One of its balloons crashed into the Nile in October 2011. It hit a boat and was left floating on the river with passengers on board. No-one was killed but some tourists suffered minor injuries.

It is understood the pilot involved in that crash no longer works for Sky Cruises – the firm used by Blue Sky travel agents who represent Thomas Cook in Egypt.

Blue Sky manager Kamal El Kordy said: "All of the excursion companies we use satisfy the health and safety demands of the major British travel companies. We work according to the laws in their countries."

In April 2009, 16 people were hurt when a balloon crashed during a tour of Luxor. The balloon was believed to have hit a mobile phone transmission tower near the banks of the Nile.

After that crash, early-morning hot-air balloon flights over the Valley of the Kings were suspended for six months while industry safety measures were tightened up.

There were at least four other non-fatal crashes that year involving tourists and there were also incidents in 2007 and 2008.

Meanwhile, tour operator Thomas Cook defended its Egypt balloon trip arrangements today amid safety concerns following this week's Luxor disaster which claimed 19 lives.

Thomas Cook had been continuing to use Sky Cruises, the company involved in Tuesday's crash and which was also involved in a balloon crash into the Nile in October 2011.

Tuesday's flight, in which three Britons were killed, was booked with Sky Cruises by a ground agent, Bright Sky Travel, which Thomas Cook contracts to provide various excursions in Egypt.

Today it was revealed that other balloon owners operating in the area were claiming that Bright Sky Travel had a reputation for maximising its margins and starving them of cash.
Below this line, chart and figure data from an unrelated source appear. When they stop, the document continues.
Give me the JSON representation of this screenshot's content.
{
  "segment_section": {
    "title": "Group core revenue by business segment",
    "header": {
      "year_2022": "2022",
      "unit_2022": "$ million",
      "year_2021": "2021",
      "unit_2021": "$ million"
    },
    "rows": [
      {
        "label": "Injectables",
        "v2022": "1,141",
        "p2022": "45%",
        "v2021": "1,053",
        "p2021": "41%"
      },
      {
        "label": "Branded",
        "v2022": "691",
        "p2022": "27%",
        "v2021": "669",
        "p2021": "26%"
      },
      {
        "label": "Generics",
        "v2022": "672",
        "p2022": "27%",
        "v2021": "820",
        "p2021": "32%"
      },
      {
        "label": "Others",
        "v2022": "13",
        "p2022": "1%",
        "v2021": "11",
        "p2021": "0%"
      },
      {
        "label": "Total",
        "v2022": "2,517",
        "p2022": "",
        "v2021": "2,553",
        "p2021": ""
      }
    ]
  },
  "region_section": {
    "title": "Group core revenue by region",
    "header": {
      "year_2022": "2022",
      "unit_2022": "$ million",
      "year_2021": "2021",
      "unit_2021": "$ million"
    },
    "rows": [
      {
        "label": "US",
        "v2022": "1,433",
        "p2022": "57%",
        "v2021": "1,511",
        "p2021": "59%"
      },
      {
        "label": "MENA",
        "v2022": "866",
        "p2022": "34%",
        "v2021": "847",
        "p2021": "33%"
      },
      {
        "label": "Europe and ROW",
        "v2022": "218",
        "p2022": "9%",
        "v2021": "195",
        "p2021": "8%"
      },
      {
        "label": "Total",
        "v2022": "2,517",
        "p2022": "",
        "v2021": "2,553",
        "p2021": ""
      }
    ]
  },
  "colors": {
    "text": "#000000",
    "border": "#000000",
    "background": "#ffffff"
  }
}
The Times reported that after the Nile accident in October 2011, in which everyone survived, a video was produced saying: "So be warned if you take a wonderful balloon flight in Luxor."

Today, Thomas Cook said it insisted that local companies offering balloon trips were fully licensed by Egypt's aviation authority.

The company added that Sky Cruises had been "verified and approved by the Egyptian Civil Aviation Authority".

Ala Mahmoud, head of Egyptian balloon company Magic Horizon, accused Thomas Cook of "not being professional" in its dealings with Bright Sky.

He told the Independent newspaper that when Thomas Cook hired Bright Sky as its agent three years ago, his company had been invited to bid for a contract to provide balloon flights over Luxor.

He refused after being offered the equivalent of £35 for every £70 ticket.

Mr Mahmoud said: "The problem is they are taking so much money. It means the balloon company may not be looking for safety or quality, they are just looking for quantity."

Amr Abd el Nabi, a pilot for balloon firm Hod Hod, agreed. He told the paper: "This situation makes me very angry."

Thomas Cook said today that Tuesday's balloon ride had not been booked as part of a package holiday but had been booked with Sky Cruises by Bright Sky Travel.

A Thomas Cook spokesman went on: "We can assure our customers that we insist that the local companies which offer hot air balloon excursions to our guests in Luxor are fully licensed by the Egyptian Civil Aviation Authority (CAA). In this tragic case, the operator was Sky Cruises, which had been verified and approved by the Egyptian CAA.

"We, like all other major tour operators, rely upon this endorsement by the Egyptian CAA and it is reasonable for us to do so as we rely on their expertise."